The House of Lords’ Science and Technology Committee has expressed worries over what it feels is an “unfocused” strategy to build the UK into a tech and science superpower.
Earlier this month, the committee published its report, and it specifically points out a history of short-term-focused policy decisions and “a proliferation of disparate strategies without an overarching vision” as causes for concern.
The lack of a science minister at the time of the report’s writing is also mentioned as a reason for the committee’s unease.
Of the grievances listed was the UK’s difficulties securing international partnerships. Specifically, the committee lists the government’s failure to work with the EU’s Horizon Europe research initiative and budget cuts made to Official Development Assistance as harming the nation’s reputation as a viable collaborative partner in technological innovations.
Clarity (or the lack thereof) is, in general, a major focus of the report. On top of the murkiness of the UK government’s overall tech strategy and the lack of a science minister, the government’s “own-collaborate-access” framework, meant to make policy on specific areas of technology clearer, was criticised for being “poorly understood and inconsistently applied”.
The government’s aim to leverage private funding to shore up its tech spending was met with criticism from the committee. In its words, “Industry has been insufficiently engaged with the Government’s strategy.”
At the end of the report, the committee laid out four key recommendations which could help shore up the government’s technological and scientific aspirations:
- Better define its science and technology strategy
- Explain how the “own-collaborate-access” framework will be applied
- Repair international relationships
- Set out specific reforms to areas such as public procurement, regulations and R&D tax credits and explain how they will support innovation
The Race to Net Zero
In the report, Committee Chair Julia King complimented the UK’s scientific prowess, despite the aforementioned concerns, saying: “Even with significantly lower spending than comparable countries, the UK’s excellent science base punches above its weight and can provide the tools to tackle major challenges like net zero.”
The UK’s 2050 net zero carbon emissions goal has been a hot-button issue in UK tech ever since it was signed into law in 2019 and the nation’s commitment to the goal was reinforced by the COP26 conference in 2021.
At COP26, in fact, then-UK Chancellor Rishi Sunak expressed a desire to “rewire” the nation’s financial system to better align with its net zero aspirations.
Since then, ecological middleman companies like EcoTree have risen in prominence, offering interested clients solutions like carbon footprint tracking platforms and carbon offsetting to help them hit net zero without radically changing the way their business operates. Whether such solutions actually do anything is up for debate.
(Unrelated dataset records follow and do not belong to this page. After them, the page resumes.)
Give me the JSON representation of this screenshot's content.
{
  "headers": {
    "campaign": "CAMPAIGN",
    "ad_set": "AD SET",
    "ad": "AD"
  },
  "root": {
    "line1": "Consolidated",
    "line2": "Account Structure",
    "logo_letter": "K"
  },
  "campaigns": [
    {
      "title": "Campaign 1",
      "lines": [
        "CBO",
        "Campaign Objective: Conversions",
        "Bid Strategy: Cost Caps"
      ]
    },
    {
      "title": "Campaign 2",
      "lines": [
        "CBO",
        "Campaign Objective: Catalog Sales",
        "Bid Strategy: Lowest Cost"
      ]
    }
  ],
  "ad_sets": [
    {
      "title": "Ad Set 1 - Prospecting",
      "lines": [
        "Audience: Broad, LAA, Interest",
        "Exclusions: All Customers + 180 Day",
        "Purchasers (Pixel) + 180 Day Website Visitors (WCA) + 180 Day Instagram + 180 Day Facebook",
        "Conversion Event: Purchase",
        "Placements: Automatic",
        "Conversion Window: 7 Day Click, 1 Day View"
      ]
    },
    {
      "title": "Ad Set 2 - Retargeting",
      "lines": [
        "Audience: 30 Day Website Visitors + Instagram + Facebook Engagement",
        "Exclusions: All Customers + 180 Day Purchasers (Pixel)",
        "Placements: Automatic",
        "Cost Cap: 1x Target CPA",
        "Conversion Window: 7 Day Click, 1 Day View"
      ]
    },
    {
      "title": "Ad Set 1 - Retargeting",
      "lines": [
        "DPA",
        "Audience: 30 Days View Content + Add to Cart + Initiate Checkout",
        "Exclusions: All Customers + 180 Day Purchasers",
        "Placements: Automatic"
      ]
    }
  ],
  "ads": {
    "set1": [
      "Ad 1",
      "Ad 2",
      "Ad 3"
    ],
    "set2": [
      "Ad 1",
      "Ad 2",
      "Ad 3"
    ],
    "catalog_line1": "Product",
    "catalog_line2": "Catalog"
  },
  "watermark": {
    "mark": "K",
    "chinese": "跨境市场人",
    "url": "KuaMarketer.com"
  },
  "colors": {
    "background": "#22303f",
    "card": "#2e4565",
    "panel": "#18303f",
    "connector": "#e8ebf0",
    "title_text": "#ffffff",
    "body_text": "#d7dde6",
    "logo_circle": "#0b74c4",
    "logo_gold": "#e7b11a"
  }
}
However, some have questioned whether banks and businesses both in the UK and Europe as a whole are actually taking sustainability and net zero goals as seriously as they need to.
The European Central Bank claimed, in March 2022, that many banks were generating a lot of “white noise” about climate change without much in the way of tangible progress. A recent Guardian article similarly called for a worldwide boycott of businesses engaging in deceptive “greenwashing” marketing, in the same way South African goods were boycotted in the 1970s in protest of apartheid.
What Could This Mean for UK Tech?
In the short term, not much. The committee report is just that: a report. It’s not legislation or anything tangible that can immediately impact day-to-day operations, and it’s not even guaranteed that the government will enact any of the suggestions the committee has made.
While the report doesn’t do anything right now, it can be interpreted as a window into what value Parliament sees in the UK tech scene and what they believe the industry adds to the nation. Short of directly sitting down and talking to each member of Parliament, it’s hard to get that sort of data any other way.
Savvy businesspeople will also find that the insights found within can provide potential future opportunities.
If the government does, as an example, take steps to better establish the UK as a viable scientific partner internationally, your organisation might similarly be able to use that as a launchpad for building its own international relations. Similarly, a business with already-established international connections might be first in line for certain opportunities created by such an initiative.
Whether or not tangible change is made in the wake of this report and the general governmental shakeup that comes with Boris Johnson’s resignation, this report is an important look into what the government values in UK tech and might provide fascinating insights into how UK tech will grow in the future.